Nós vivemos uma crise abençoada, é uma crise que nos desperta, graças a Deus e graças à dor. A crise tem uma dimensão instrutiva e é, sempre, uma oportunidade de aprendizagem, de evolução, de crescimento. Somos muito privilegiados porque essa é uma grande crise, talvez uma crise sem precedentes na história da humanidade conhecida. Eu não sei se vocês têm agradecido todos os dias por existir nesse momento: é um momento de passagem e aquilo que para algumas pessoas distraídas é a morte da lagarta, para as pessoas mais atentas é o nascimento da borboleta e é, por isso, que eu gosto de denominar essa crise de Crise da Crisálida. E, como diz um grande amigo e mestre, Jean Yves Leloup, “não é esmagando a lagarta que faremos nascer a borboleta”. Nós somos transeuntes, passageiros de um tempo de transmutação, transmutação consciencial, transmutação dos nossos valores, dos nossos conceitos e das nossas atitudes. E todos nós somos convocados para ser aquilo que nós somos. Todos somos líderes natos; todas as pessoas que eu conheci na minha existência, todas, foram e são líderes. (...) Vivemos um tempo absurdo, onde perdemos a escuta. Alguém perguntou a um índio de 101 anos, um Xamã, um Pajé americano:

- O que você faz? Ele disse:

- Eu ensino meu povo.

- O que você ensina?

- Quatro coisas, ele respondeu: Primeiro, a escutar;

- Segundo: que tudo está ligado com tudo;

- Terceiro: que tudo está em transformação;

- Quarto: que a terra não é nossa, nós é quem somos da terra.
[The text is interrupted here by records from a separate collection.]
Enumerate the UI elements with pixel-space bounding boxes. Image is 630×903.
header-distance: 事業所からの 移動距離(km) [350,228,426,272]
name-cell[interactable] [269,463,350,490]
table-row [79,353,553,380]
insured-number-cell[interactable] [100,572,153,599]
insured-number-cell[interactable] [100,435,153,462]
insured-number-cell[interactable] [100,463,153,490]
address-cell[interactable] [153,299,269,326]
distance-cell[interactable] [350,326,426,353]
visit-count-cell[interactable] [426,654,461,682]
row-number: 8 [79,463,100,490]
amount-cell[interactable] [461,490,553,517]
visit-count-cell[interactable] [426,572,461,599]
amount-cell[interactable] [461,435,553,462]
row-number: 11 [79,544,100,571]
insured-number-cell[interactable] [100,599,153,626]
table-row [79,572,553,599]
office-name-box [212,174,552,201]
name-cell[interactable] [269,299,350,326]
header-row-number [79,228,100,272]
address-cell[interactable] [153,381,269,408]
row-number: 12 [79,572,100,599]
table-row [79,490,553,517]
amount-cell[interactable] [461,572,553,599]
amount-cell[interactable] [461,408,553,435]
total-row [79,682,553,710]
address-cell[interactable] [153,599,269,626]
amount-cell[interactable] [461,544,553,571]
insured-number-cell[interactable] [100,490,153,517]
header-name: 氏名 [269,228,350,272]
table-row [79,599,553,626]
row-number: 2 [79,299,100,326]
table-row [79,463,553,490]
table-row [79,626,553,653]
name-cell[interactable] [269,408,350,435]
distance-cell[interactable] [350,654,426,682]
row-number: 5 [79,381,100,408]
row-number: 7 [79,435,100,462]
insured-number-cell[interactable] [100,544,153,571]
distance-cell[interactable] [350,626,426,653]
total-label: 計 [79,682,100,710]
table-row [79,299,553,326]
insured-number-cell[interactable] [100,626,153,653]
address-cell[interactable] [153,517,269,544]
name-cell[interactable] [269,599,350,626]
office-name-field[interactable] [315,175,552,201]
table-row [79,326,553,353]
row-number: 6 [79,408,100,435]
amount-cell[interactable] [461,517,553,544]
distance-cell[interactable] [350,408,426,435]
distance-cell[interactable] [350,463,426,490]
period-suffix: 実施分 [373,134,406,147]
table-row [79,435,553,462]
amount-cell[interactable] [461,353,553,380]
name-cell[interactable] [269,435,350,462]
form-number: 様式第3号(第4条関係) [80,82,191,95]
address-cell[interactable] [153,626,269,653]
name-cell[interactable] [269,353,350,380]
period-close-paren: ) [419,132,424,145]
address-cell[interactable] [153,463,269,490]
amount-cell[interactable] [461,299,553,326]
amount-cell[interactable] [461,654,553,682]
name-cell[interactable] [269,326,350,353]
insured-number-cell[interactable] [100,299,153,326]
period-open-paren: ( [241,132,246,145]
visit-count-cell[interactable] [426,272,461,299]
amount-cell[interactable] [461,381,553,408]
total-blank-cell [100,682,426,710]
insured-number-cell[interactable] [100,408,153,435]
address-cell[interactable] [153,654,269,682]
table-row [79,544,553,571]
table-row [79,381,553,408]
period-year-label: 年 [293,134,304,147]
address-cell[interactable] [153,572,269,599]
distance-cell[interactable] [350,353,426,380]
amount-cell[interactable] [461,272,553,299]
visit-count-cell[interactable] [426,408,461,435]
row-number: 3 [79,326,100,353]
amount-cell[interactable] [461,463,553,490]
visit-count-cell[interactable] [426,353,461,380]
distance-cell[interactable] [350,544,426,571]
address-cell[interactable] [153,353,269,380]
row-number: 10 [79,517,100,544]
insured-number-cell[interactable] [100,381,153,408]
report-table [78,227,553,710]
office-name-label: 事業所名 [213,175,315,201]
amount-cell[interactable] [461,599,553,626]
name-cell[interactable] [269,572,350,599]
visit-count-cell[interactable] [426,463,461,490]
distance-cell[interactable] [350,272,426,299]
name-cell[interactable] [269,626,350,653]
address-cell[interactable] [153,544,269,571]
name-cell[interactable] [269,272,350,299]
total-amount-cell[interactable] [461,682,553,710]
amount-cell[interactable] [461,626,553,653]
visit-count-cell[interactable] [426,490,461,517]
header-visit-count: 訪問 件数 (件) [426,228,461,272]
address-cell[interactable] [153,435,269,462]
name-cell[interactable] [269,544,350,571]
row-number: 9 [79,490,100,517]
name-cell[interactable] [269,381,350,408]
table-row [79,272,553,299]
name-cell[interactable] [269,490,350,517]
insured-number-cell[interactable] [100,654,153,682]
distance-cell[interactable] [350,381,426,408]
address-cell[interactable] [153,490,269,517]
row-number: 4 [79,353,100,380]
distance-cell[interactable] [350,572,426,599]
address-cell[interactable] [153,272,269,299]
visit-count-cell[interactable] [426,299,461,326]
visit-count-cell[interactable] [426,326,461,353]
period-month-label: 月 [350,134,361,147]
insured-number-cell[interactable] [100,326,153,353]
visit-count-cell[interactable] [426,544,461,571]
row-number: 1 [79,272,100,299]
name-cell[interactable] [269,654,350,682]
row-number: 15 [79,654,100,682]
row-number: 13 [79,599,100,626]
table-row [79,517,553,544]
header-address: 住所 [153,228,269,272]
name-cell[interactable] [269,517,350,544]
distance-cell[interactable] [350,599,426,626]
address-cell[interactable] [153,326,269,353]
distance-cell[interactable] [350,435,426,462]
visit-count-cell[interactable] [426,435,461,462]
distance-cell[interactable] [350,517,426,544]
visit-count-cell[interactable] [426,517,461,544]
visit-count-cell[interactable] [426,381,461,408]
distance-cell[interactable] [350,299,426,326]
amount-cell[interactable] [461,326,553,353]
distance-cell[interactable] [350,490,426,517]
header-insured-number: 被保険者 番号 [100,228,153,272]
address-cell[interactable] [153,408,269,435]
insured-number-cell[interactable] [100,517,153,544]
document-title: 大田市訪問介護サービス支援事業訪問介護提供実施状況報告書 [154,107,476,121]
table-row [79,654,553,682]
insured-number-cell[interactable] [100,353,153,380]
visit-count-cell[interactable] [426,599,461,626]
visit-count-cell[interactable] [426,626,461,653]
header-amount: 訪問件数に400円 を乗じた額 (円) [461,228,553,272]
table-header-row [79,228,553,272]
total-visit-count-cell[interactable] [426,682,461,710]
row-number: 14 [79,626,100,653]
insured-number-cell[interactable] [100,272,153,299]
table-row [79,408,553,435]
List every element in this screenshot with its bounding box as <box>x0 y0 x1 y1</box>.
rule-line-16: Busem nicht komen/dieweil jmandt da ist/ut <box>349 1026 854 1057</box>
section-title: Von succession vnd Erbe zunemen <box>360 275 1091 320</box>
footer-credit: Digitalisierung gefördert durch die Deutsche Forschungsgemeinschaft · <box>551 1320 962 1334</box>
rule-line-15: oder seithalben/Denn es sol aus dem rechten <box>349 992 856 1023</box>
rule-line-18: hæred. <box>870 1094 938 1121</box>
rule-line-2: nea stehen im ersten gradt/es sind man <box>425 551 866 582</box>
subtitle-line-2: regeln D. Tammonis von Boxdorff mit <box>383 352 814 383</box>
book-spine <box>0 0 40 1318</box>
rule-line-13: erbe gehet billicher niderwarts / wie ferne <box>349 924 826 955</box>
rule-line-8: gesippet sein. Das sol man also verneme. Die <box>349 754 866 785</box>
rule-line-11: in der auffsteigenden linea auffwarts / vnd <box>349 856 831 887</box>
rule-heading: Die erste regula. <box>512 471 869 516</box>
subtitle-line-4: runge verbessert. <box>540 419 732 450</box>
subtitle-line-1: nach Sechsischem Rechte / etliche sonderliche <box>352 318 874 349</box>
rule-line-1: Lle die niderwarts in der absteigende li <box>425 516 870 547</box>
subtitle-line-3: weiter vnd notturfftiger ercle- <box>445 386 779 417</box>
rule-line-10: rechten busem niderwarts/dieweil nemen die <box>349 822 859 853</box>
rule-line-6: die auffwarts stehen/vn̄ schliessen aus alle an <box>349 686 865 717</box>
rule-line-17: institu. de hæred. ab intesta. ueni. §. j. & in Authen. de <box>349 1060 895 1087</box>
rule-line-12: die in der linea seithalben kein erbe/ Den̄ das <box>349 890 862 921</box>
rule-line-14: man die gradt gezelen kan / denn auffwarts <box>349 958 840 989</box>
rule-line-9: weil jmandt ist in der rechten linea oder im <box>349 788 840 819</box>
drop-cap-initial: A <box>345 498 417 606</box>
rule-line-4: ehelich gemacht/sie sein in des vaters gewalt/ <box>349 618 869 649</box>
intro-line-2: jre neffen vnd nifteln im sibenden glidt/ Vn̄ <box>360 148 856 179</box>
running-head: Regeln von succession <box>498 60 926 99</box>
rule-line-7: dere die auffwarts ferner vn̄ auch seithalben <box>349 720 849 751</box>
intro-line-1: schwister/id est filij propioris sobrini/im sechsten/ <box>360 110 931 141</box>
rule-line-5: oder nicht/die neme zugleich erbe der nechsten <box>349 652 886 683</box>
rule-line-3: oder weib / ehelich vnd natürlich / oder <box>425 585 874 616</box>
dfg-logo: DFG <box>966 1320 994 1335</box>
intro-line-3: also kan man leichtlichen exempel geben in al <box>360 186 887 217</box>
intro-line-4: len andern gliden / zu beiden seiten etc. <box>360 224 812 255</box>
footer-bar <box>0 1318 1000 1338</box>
Tudo começa pela escuta. Se você não tem escuta, a crise o que é? É um azar! E você vai sucumbir porque a única crise intolerável é aquela para a qual você não tem nenhum sentido para dar; é aquela que você não interpretou e para interpretar é preciso ter uma escuta. Quando Salomão podia ter pedido tudo, ele pediu um coração que escuta e tudo o mais lhe foi acrescentado. “Eu ensino meu povo a escutar”. As escolas deixaram de ensinar os alunos/aprendizes a escutar. Isso é triste! Nestes tempos sombrios que nós vivemos, talvez esse seja o lado pelo menos que mais me leva a indignar e, também, a chorar: saber que um pé de alface em qualquer horta é melhor tratado do que os meus filhos, os seus filhos estão sendo tratados nas escolas. Você pode imaginar um horticultor exigindo de todos os seus organismos vegetais o mesmo desempenho? Você pode imaginar um horticultor comparar um tomate com um pepino e desejar que um seja como o outro, apresente o mesmo resultado? Vocês podem imaginar um jardineiro exigir de todos os organismos da biodiversidade de um jardim o mesmo currículo? Isso é um absurdo. Vocês percebem onde nós jogamos na lata de lixo nosso potencial inato de liderança, de maestria? ( ...) O grande problema nesse momento é o que nós na UNIPAZ chamamos de normose.

CREMA, Roberto. Novo milênio, nova consciência. In: SIMPÓSIO NACIONAL SOBRE CONSCIÊNCIA, 1., 2006, Salvador.

Concordam com Roberto Crema? Podemos discutir um pouco sobre o assunto?